Mme Houle précise également qu’il serait malheureux que, par un raccourci inapproprié, l’on dépeigne notre entreprise de manière injuste, arbitraire ou encore de manière à nuire à sa réputation.

Radio-Canada a aussi été confirmée la plainte déposée par des travailleurs à la CNESST.

Placer les travailleurs en situation de dépendance

Le coordonnateur pour le projet de soutien aux travailleurs étrangers temporaires chez Actions interculturelles, Jasmin Chabot, offre un accompagnement aux travailleurs qui ont dénoncé la situation. Selon lui, Plastech a placé les travailleurs mexicains dans une situation de vulnérabilité. On leur disait que : “dépendant comment tu travailles, on va te donner ton permis de travail”. On garde les gens dans des conditions où ils doivent démontrer leur valeur, sans jamais avoir la reconnaissance déplore-t-il.

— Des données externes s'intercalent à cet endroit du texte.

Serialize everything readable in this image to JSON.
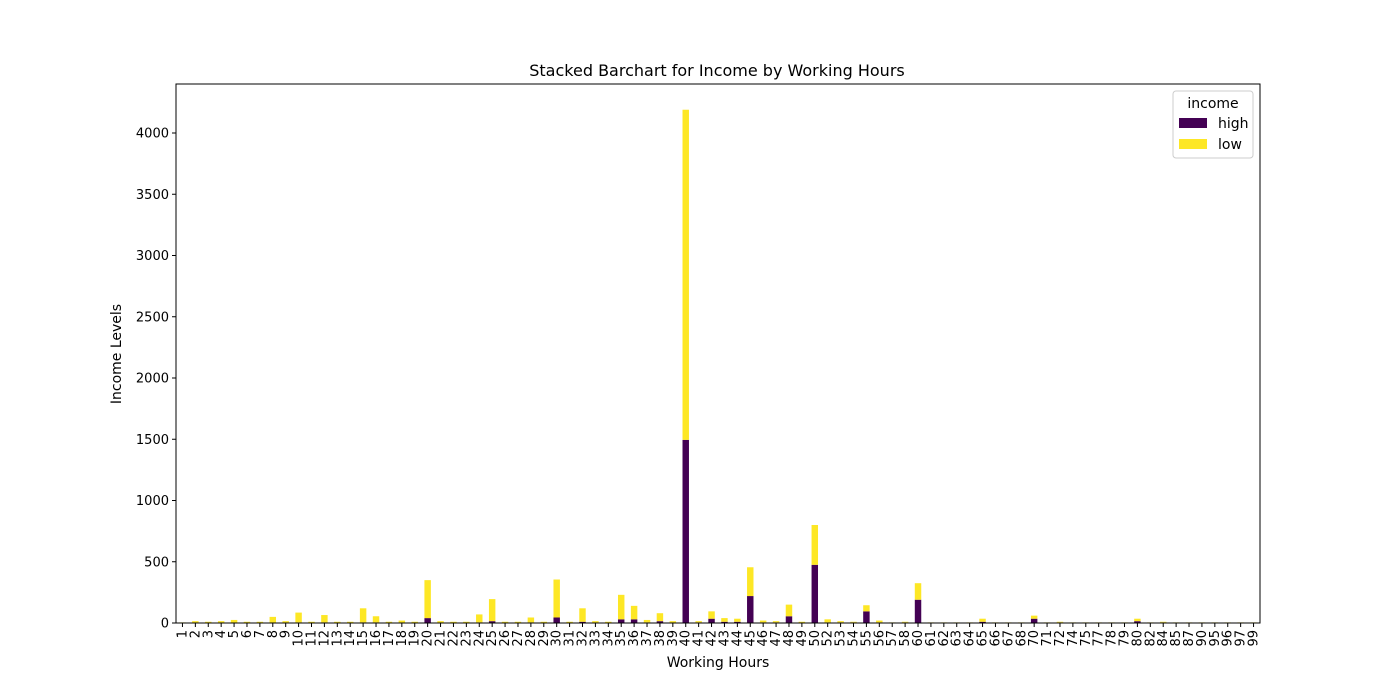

Eux, ils ne veulent pas être en illégalité ici. Ils ont même très peur des répercussions et d’être bloqués pour revenir au Canada.

Jasmin Chabot est en entrevue avec Radio-Canada.

Le coordonnateur du volet des travailleurs étrangers temporaires chez Actions interculturelles à Sherbrooke, Jasmin Chabot.

Photo : Radio-Canada

Jasmin Chabot rappelle qu’un employé en situation d’illégalité ne bénéficie pas des protections habituelles. Lorsqu’un travailleur vient avec un permis de travail, il a la protection, une carte d’assurance maladie, des assurances et de la protection s’il arrive des accidents.

M. Chabot croit qu’une réflexion en profondeur est nécessaire au Québec pour mieux protéger ces travailleurs essentiels. [Actuellement], on met des bandages sur une problématique qui a besoin de beaucoup plus qu’un bandage.

Rodrigo veut quant à lui sensibiliser ses compatriotes. Si vous voulez venir du Mexique ou d’un autre lieu, exigez en premier le permis de travail. Ne croyez pas tout ce [que les employeurs] vous disent.

Le nombre de travailleurs étrangers au Québec a triplé depuis 2015. Le nombre de constats d’infractions remis par la CNESST à des entreprises qui embauchent des travailleurs étrangers temporaires est passé de 14 en 2022 à 97 en 2023.